-Redundancies in the air transport sector in the Île-de-France and Provence-Alpes-Côte d’Azur regions
-Air France hard hit by EU’s loss of international market share to airlines in the Persian Gulf
-EU to co-fund redeployment leave, start-up grants, vocational training and allowances
Former Air France workers will receive EU aid worth €9,894,483 to help them to re-integrate into the labour market, following a plenary vote on Tuesday.
Air France made 1,858 workers redundant due to “serious economic disruption”, including a decline in the EU’s international market share, slower growth in air traffic in Europe compared to the rest of the world and the rise of airlines in the Persian Gulf, which receive state aid and subsidies, MEPs say in the report.
Most of the workers affected were made redundant in 2017 in the Île-de-France (centre, 76.2%) and Provence-Alpes-Côte d'Azur (south, 11.7%) regions. 47.6 % of redundant workers are women and most are between 55 and 64 years old.

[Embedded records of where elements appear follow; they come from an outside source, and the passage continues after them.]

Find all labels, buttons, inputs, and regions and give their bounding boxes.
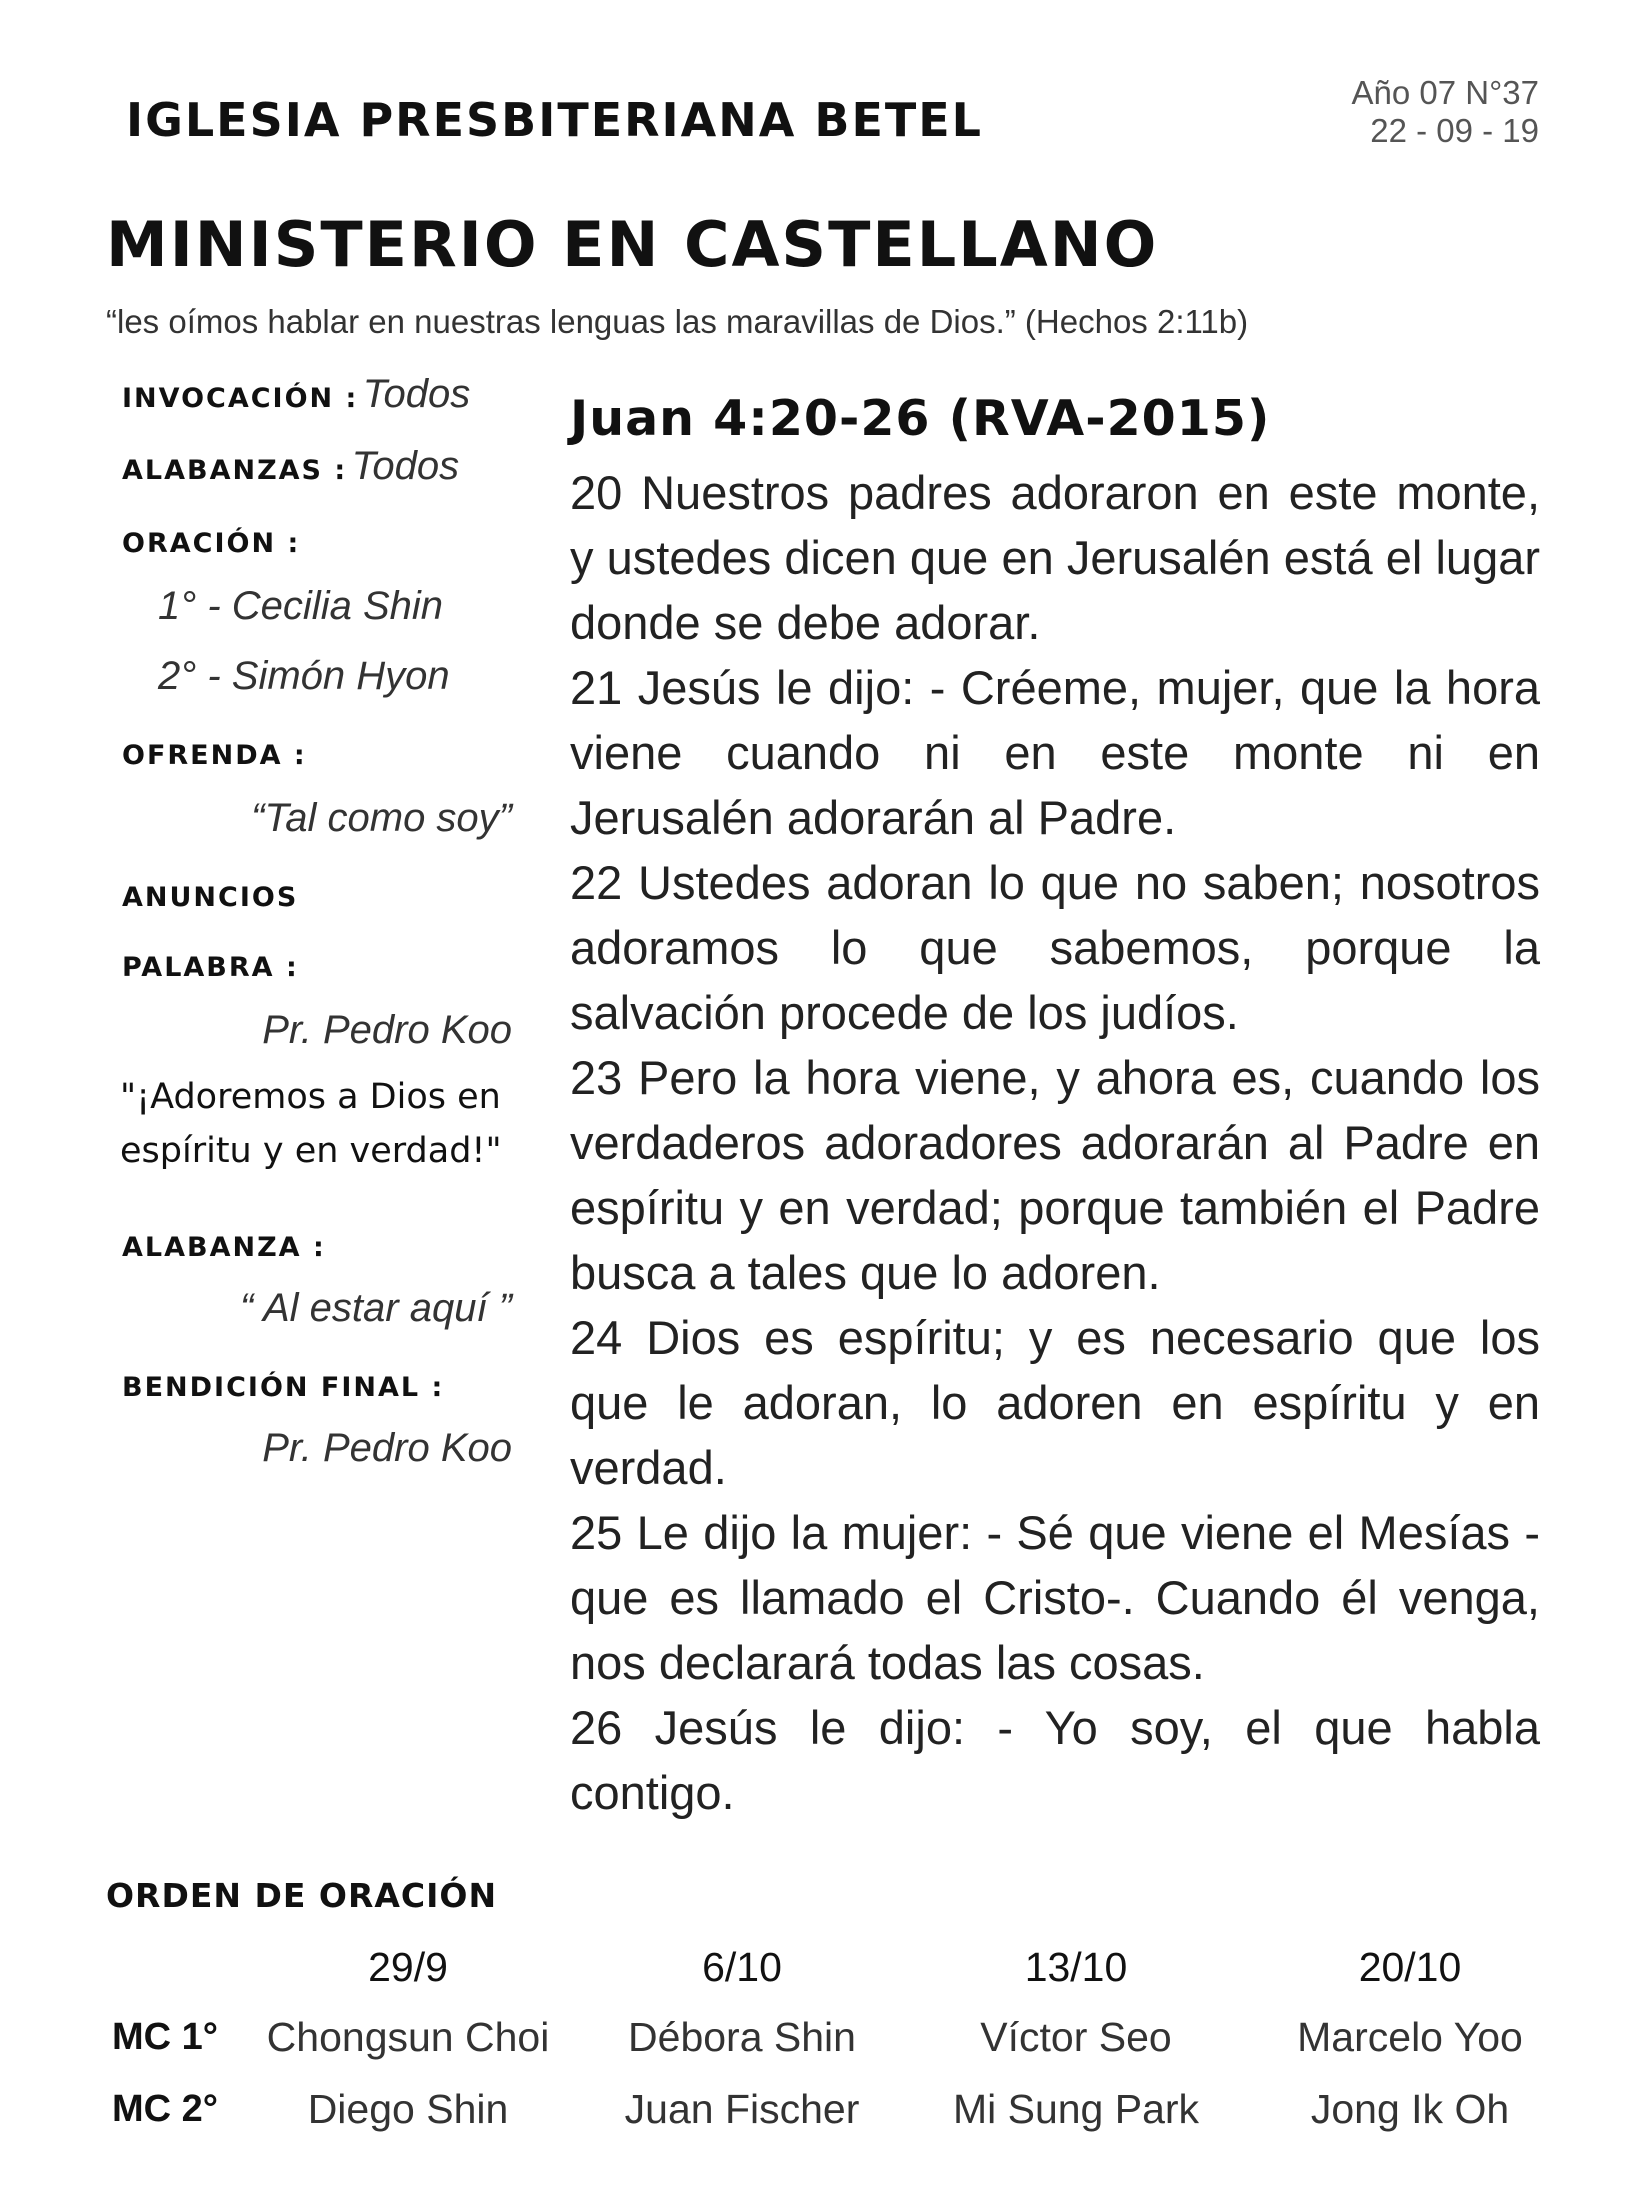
- palabra-value: Pr. Pedro Koo: [262, 1008, 512, 1052]
- issue-info: [1352, 74, 1540, 150]
- invocacion-label: INVOCACIÓN :: [122, 383, 359, 414]
- church-name: IGLESIA PRESBITERIANA BETEL: [126, 93, 983, 147]
- alabanzas-row: [122, 444, 459, 489]
- oracion-label: ORACIÓN :: [122, 528, 301, 559]
- passage-title: Juan 4:20-26 (RVA-2015): [570, 390, 1271, 447]
- sermon-title: "¡Adoremos a Dios en espíritu y en verdad!": [120, 1077, 502, 1171]
- date-header: 6/10: [702, 1944, 782, 1990]
- date-header: 29/9: [368, 1944, 448, 1990]
- alabanzas-value: Todos: [351, 444, 460, 488]
- table-cell: Jong Ik Oh: [1310, 2086, 1510, 2132]
- row-label-mc2: MC 2°: [112, 2088, 218, 2130]
- verse-20: 20 Nuestros padres adoraron en este monte, y ustedes dicen que en Jerusalén está el lugar donde se debe adorar.: [570, 466, 1540, 649]
- verse-24: 24 Dios es espíritu; y es necesario que los que le adoran, lo adoren en espíritu y en verdad.: [570, 1311, 1540, 1494]
- row-label-mc1: MC 1°: [112, 2016, 218, 2058]
- table-cell: Chongsun Choi: [266, 2014, 550, 2060]
- anuncios-label: ANUNCIOS: [122, 882, 299, 913]
- invocacion-row: [122, 372, 470, 417]
- verse-22: 22 Ustedes adoran lo que no saben; nosotros adoramos lo que sabemos, porque la salvación procede de los judíos.: [570, 856, 1540, 1039]
- table-cell: Débora Shin: [628, 2014, 856, 2060]
- issue-date: 22 - 09 - 19: [1370, 112, 1539, 149]
- verse-25: 25 Le dijo la mujer: - Sé que viene el Mesías - que es llamado el Cristo-. Cuando él venga, nos declarará todas las cosas.: [570, 1506, 1540, 1689]
- alabanzas-label: ALABANZAS :: [122, 455, 348, 486]
- bendicion-value: Pr. Pedro Koo: [262, 1426, 512, 1470]
- verse-23: 23 Pero la hora viene, y ahora es, cuando los verdaderos adoradores adorarán al Padre en espíritu y en verdad; porque también el Padre busca a tales que lo adoren.: [570, 1051, 1540, 1299]
- table-cell: Diego Shin: [307, 2086, 509, 2132]
- verse-26: 26 Jesús le dijo: - Yo soy, el que habla contigo.: [570, 1701, 1540, 1819]
- date-header: 20/10: [1358, 1944, 1462, 1990]
- alabanza-label: ALABANZA :: [122, 1232, 326, 1263]
- issue-number: Año 07 N°37: [1351, 74, 1539, 111]
- ofrenda-value: “Tal como soy”: [251, 796, 512, 840]
- prayer-order-title: ORDEN DE ORACIÓN: [106, 1876, 498, 1915]
- bendicion-label: BENDICIÓN FINAL :: [122, 1372, 445, 1403]
- date-header: 13/10: [1024, 1944, 1128, 1990]
- oracion-second: 2° - Simón Hyon: [158, 654, 450, 698]
- table-cell: Marcelo Yoo: [1297, 2014, 1523, 2060]
- table-cell: Víctor Seo: [980, 2014, 1172, 2060]
- table-cell: Mi Sung Park: [952, 2086, 1200, 2132]
- passage-text: [570, 460, 1540, 1825]
- ministry-title: MINISTERIO EN CASTELLANO: [106, 208, 1159, 281]
- table-cell: Juan Fischer: [624, 2086, 860, 2132]
- verse-21: 21 Jesús le dijo: - Créeme, mujer, que la hora viene cuando ni en este monte ni en Jerusalén adorarán al Padre.: [570, 661, 1540, 844]
- invocacion-value: Todos: [362, 372, 471, 416]
- motto-verse: “les oímos hablar en nuestras lenguas las maravillas de Dios.” (Hechos 2:11b): [106, 303, 1249, 340]
- oracion-first: 1° - Cecilia Shin: [158, 584, 443, 628]
- alabanza-value: “ Al estar aquí ”: [240, 1286, 512, 1330]
- palabra-label: PALABRA :: [122, 952, 299, 983]
- ofrenda-label: OFRENDA :: [122, 740, 307, 771]
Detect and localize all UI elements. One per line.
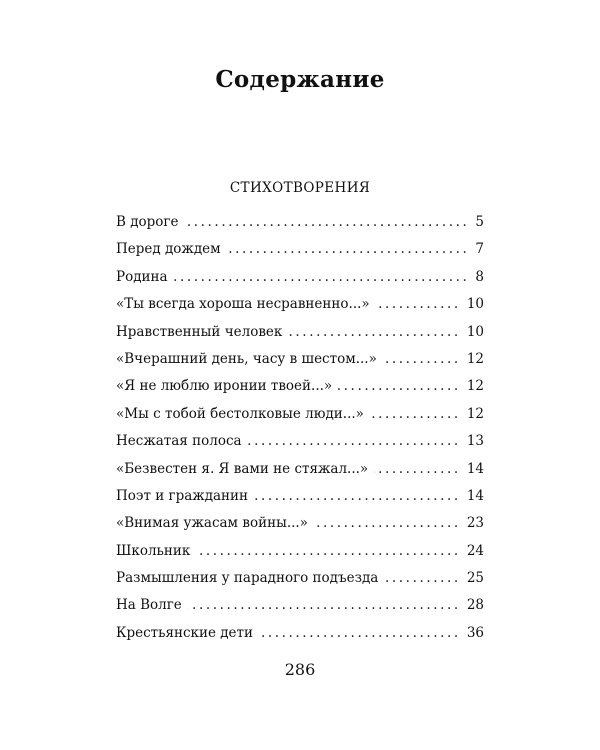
toc-dot-leader [376, 296, 461, 312]
toc-entry[interactable] [116, 406, 484, 433]
toc-entry[interactable] [116, 378, 484, 405]
toc-entry-page: 36 [466, 624, 484, 641]
toc-dot-leader [374, 461, 461, 477]
toc-entry[interactable] [116, 488, 484, 515]
toc-entry[interactable] [116, 570, 484, 597]
toc-entry-title: «Я не люблю иронии твоей...» [116, 378, 333, 395]
toc-dot-leader [314, 515, 461, 531]
toc-entry[interactable] [116, 433, 484, 460]
toc-dot-leader [188, 597, 461, 613]
toc-entry-page: 12 [466, 378, 484, 395]
toc-entry-page: 28 [466, 597, 484, 614]
toc-entry-title: «Безвестен я. Я вами не стяжал...» [116, 460, 369, 477]
toc-entry[interactable] [116, 597, 484, 624]
toc-entry[interactable] [116, 324, 484, 351]
toc-entry-title: Нравственный человек [116, 323, 283, 340]
toc-dot-leader [259, 625, 461, 641]
toc-entry[interactable] [116, 269, 484, 296]
toc-entry-page: 12 [466, 405, 484, 422]
toc-dot-leader [196, 543, 460, 559]
toc-entry[interactable] [116, 241, 484, 268]
table-of-contents [116, 214, 484, 652]
toc-entry-page: 23 [466, 515, 484, 532]
toc-entry-title: На Волге [116, 597, 182, 614]
section-title: СТИХОТВОРЕНИЯ [229, 180, 371, 196]
toc-entry-page: 12 [466, 350, 484, 367]
toc-dot-leader [338, 378, 461, 394]
toc-entry-page: 14 [466, 487, 484, 504]
toc-entry[interactable] [116, 543, 484, 570]
toc-entry-page: 24 [466, 542, 484, 559]
toc-entry-title: В дороге [116, 214, 179, 230]
toc-entry[interactable] [116, 214, 484, 241]
toc-entry-title: Родина [116, 268, 168, 285]
toc-entry-title: Перед дождем [116, 241, 221, 258]
toc-entry-title: Школьник [116, 542, 191, 559]
toc-dot-leader [288, 324, 460, 340]
toc-entry-title: «Вчерашний день, часу в шестом...» [116, 350, 377, 367]
toc-entry-page: 5 [475, 214, 484, 230]
toc-dot-leader [184, 214, 469, 230]
toc-entry-title: «Мы с тобой бестолковые люди...» [116, 405, 364, 422]
toc-entry[interactable] [116, 625, 484, 652]
toc-entry-page: 14 [466, 460, 484, 477]
toc-entry[interactable] [116, 461, 484, 488]
toc-entry-title: «Внимая ужасам войны...» [116, 515, 308, 532]
toc-dot-leader [254, 488, 461, 504]
toc-entry-title: Поэт и гражданин [116, 487, 249, 504]
toc-dot-leader [248, 433, 461, 449]
toc-entry[interactable] [116, 296, 484, 323]
toc-entry-title: Несжатая полоса [116, 433, 242, 450]
toc-entry-page: 10 [466, 323, 484, 340]
toc-entry-page: 8 [475, 268, 484, 285]
toc-entry[interactable] [116, 515, 484, 542]
toc-dot-leader [174, 269, 470, 285]
toc-entry-title: Крестьянские дети [116, 624, 254, 641]
toc-entry-page: 7 [475, 241, 484, 258]
toc-dot-leader [384, 570, 461, 586]
toc-entry-title: Размышления у парадного подъезда [116, 570, 379, 587]
toc-entry[interactable] [116, 351, 484, 378]
page-number: 286 [284, 660, 316, 679]
toc-entry-page: 10 [466, 296, 484, 313]
toc-dot-leader [370, 406, 461, 422]
toc-dot-leader [227, 241, 470, 257]
toc-entry-page: 13 [466, 433, 484, 450]
toc-entry-page: 25 [466, 570, 484, 587]
page-title: Содержание [215, 66, 385, 93]
toc-dot-leader [383, 351, 461, 367]
toc-entry-title: «Ты всегда хороша несравненно...» [116, 296, 370, 313]
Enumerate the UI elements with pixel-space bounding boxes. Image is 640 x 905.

The measures, co-funded by the European Globalisation Adjustment Fund (EGF) and the French authorities, should help them to re-integrate into the labour market.
This is France’s second successful EGF application for Air France. The first was in 2013.
The EGF aid will cover 60% of the total cost, which amounts to €9.9 million. Five types of measures are planned: vocational guidance and training, entrepreneurship, start-up grants, and allowances.
The report by rapporteur Alain Lamassoure (EPP, FR) recommending that Parliament approve the aid was passed by 549 votes to 88, with 39 abstentions.
The Council approved the aid on 26 June. With the European Parliament’s green light, the funds will be available within weeks.
The European Globalisation Adjustment Fund contributes to packages of tailor-made services to help redundant workers find new jobs. Its annual ceiling is €150 million.